I am copying related code herein:

//Structure I am using:

typedef struct graph_node
{
    int id;
    int weight;
    struct node *next;
}node, dummy;

node *head[10];

// Function which is generating this warning:
void print_list()
{
    int i;

    for (i = 0;i< vertex; i++)
    {
        printf ("\n ==>>%d ", head[i]->id);

        while (head[i]->next != NULL)
        {
            head[i] = head[i]->next;
            printf ("\t ==>>%d ", head[i]->id); /******This line is     generating warning  ********/
        }   
    }
}

Above code compiles fine with throws the warning below:

warning: assignment from incompatible pointer type for linklist array

You should not write struct node *next; as node is not typedefed yet and struct node simply does not exist.
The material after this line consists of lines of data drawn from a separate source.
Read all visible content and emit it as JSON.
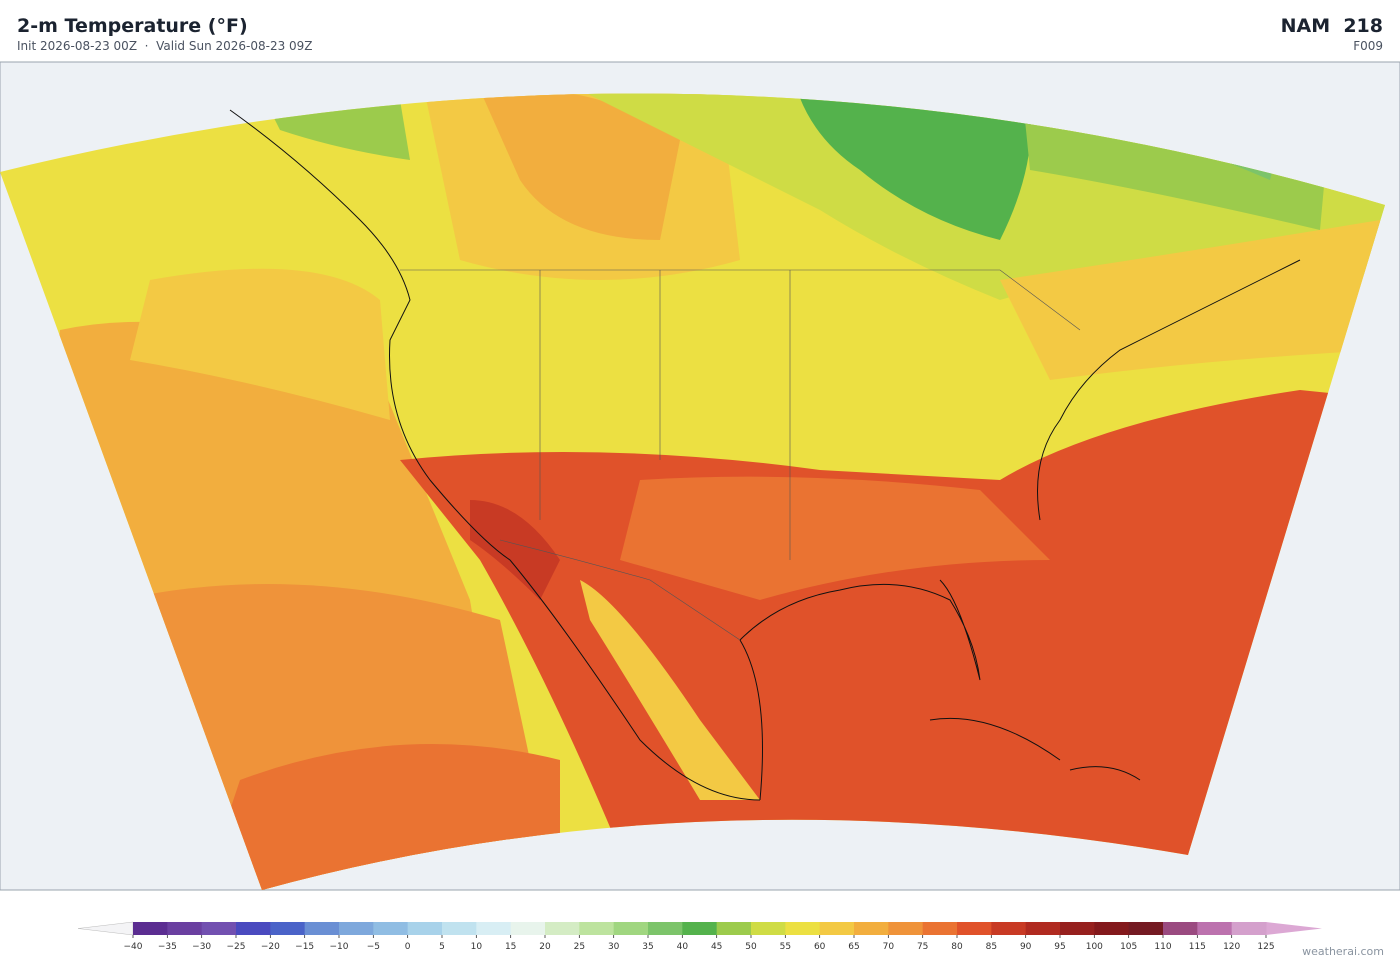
{
  "header": {
    "title": "2-m Temperature  (°F)",
    "subtitle": "Init 2026-08-23 00Z  ·  Valid Sun 2026-08-23 09Z",
    "model": "NAM  218",
    "forecast_hour": "F009"
  },
  "colorbar": {
    "ticks": [
      {
        "value": -40,
        "label": "−40"
      },
      {
        "value": -35,
        "label": "−35"
      },
      {
        "value": -30,
        "label": "−30"
      },
      {
        "value": -25,
        "label": "−25"
      },
      {
        "value": -20,
        "label": "−20"
      },
      {
        "value": -15,
        "label": "−15"
      },
      {
        "value": -10,
        "label": "−10"
      },
      {
        "value": -5,
        "label": "−5"
      },
      0,
      5,
      10,
      15,
      20,
      25,
      30,
      35,
      40,
      45,
      50,
      55,
      60,
      65,
      70,
      75,
      80,
      85,
      90,
      95,
      100,
      105,
      110,
      115,
      120,
      125
    ],
    "colors": [
      "#5b2d91",
      "#6a3fa0",
      "#7250b0",
      "#4a4abf",
      "#4a63c8",
      "#6a8fd4",
      "#7ea8dc",
      "#90bde3",
      "#a8d2ea",
      "#c0e2ef",
      "#d8eef4",
      "#e8f4ec",
      "#d4ecc4",
      "#bde39e",
      "#a0d680",
      "#7cc46a",
      "#54b24c",
      "#9ccb4c",
      "#cfdc45",
      "#ece042",
      "#f3c944",
      "#f2ae3e",
      "#ef933a",
      "#ea7332",
      "#e0522a",
      "#c83a24",
      "#b02a20",
      "#96201e",
      "#83191c",
      "#741a22",
      "#9a4a80",
      "#bc72ae",
      "#d4a0cc"
    ],
    "under_color": "#f4f4f6",
    "over_color": "#dca8d4"
  },
  "credit": "weatherai.com"
}
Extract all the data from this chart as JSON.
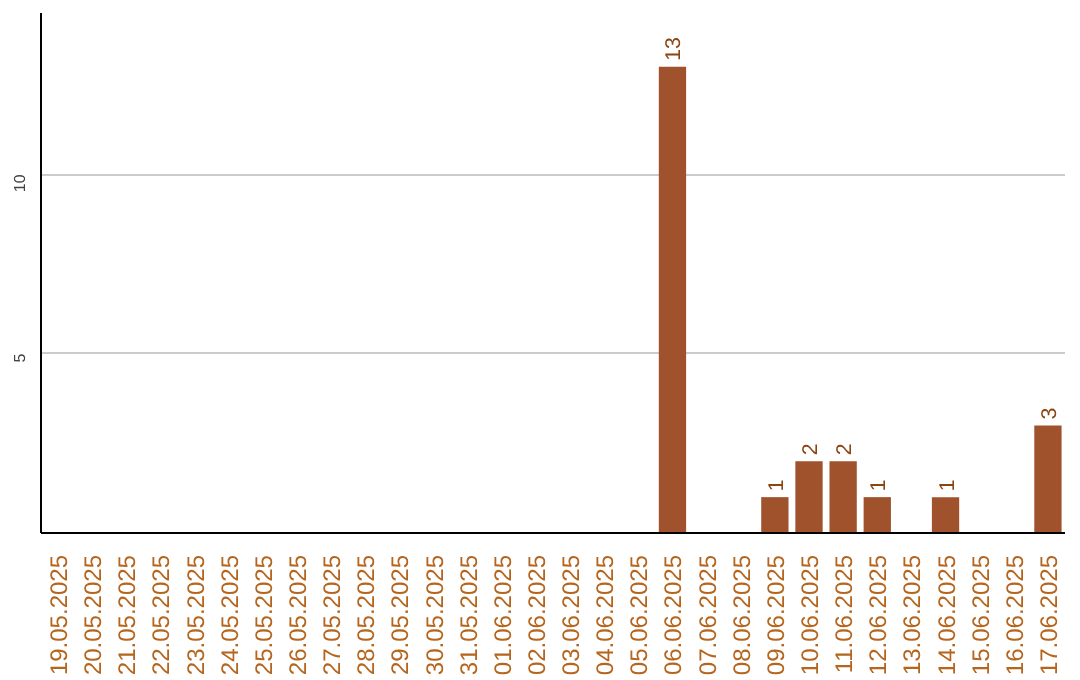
{
  "chart_data": {
    "type": "bar",
    "categories": [
      "19.05.2025",
      "20.05.2025",
      "21.05.2025",
      "22.05.2025",
      "23.05.2025",
      "24.05.2025",
      "25.05.2025",
      "26.05.2025",
      "27.05.2025",
      "28.05.2025",
      "29.05.2025",
      "30.05.2025",
      "31.05.2025",
      "01.06.2025",
      "02.06.2025",
      "03.06.2025",
      "04.06.2025",
      "05.06.2025",
      "06.06.2025",
      "07.06.2025",
      "08.06.2025",
      "09.06.2025",
      "10.06.2025",
      "11.06.2025",
      "12.06.2025",
      "13.06.2025",
      "14.06.2025",
      "15.06.2025",
      "16.06.2025",
      "17.06.2025"
    ],
    "values": [
      0,
      0,
      0,
      0,
      0,
      0,
      0,
      0,
      0,
      0,
      0,
      0,
      0,
      0,
      0,
      0,
      0,
      0,
      13,
      0,
      0,
      1,
      2,
      2,
      1,
      0,
      1,
      0,
      0,
      3
    ],
    "value_labels": [
      null,
      null,
      null,
      null,
      null,
      null,
      null,
      null,
      null,
      null,
      null,
      null,
      null,
      null,
      null,
      null,
      null,
      null,
      "13",
      null,
      null,
      "1",
      "2",
      "2",
      "1",
      null,
      "1",
      null,
      null,
      "3"
    ],
    "color": "#a0522d",
    "ylim": [
      0,
      14.5
    ],
    "yticks": [
      5,
      10
    ],
    "grid": "y"
  }
}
You should re-declare your structure as:

typedef struct graph_node
{
    int id;
    int weight;
    struct graph_node *next;
    /*     ^^^^^^           */
}node, dummy;

Why does my code compile then

When you write just struct node *next;, your compiler assumes struct node is an incomplete type (declaration only) and allows the pointer to this type.

When you convert the pointer of type struct node to node (which is a typedef of struct graph_node), the incompatible pointer conversion warning occurs to warn you from any strict aliasing rule break or similar other issues.

Is assuming struct node to be an incomplete type is little broad and a separate question.

And yes, the warning is being thrown for the line head[i] = head[i]->next; and not the next one :)

check this code.i think it will probably work.and post the complete code so i can resolve complete.

 typedef struct graph_node
{
    int id;
    int weight;
    struct node *next;
}node, dummy;
node *head[10];

// Function which is generating this warning:

void print_list()
{
int i;
    for (i = 0;i< vertex; i++)
    {
        printf ("\n ==>>%d ", head[i]->id);
        while (head[i]->next->next != NULL)
        {
            head[i] = head[i]->next;
         printf ("\t ==>>%d ", head[i]->id); 
               if(head[i]->next==NULL)
{
            printf ("\t ==>>%d ", head[i]->id); 

}

        }   
    }
}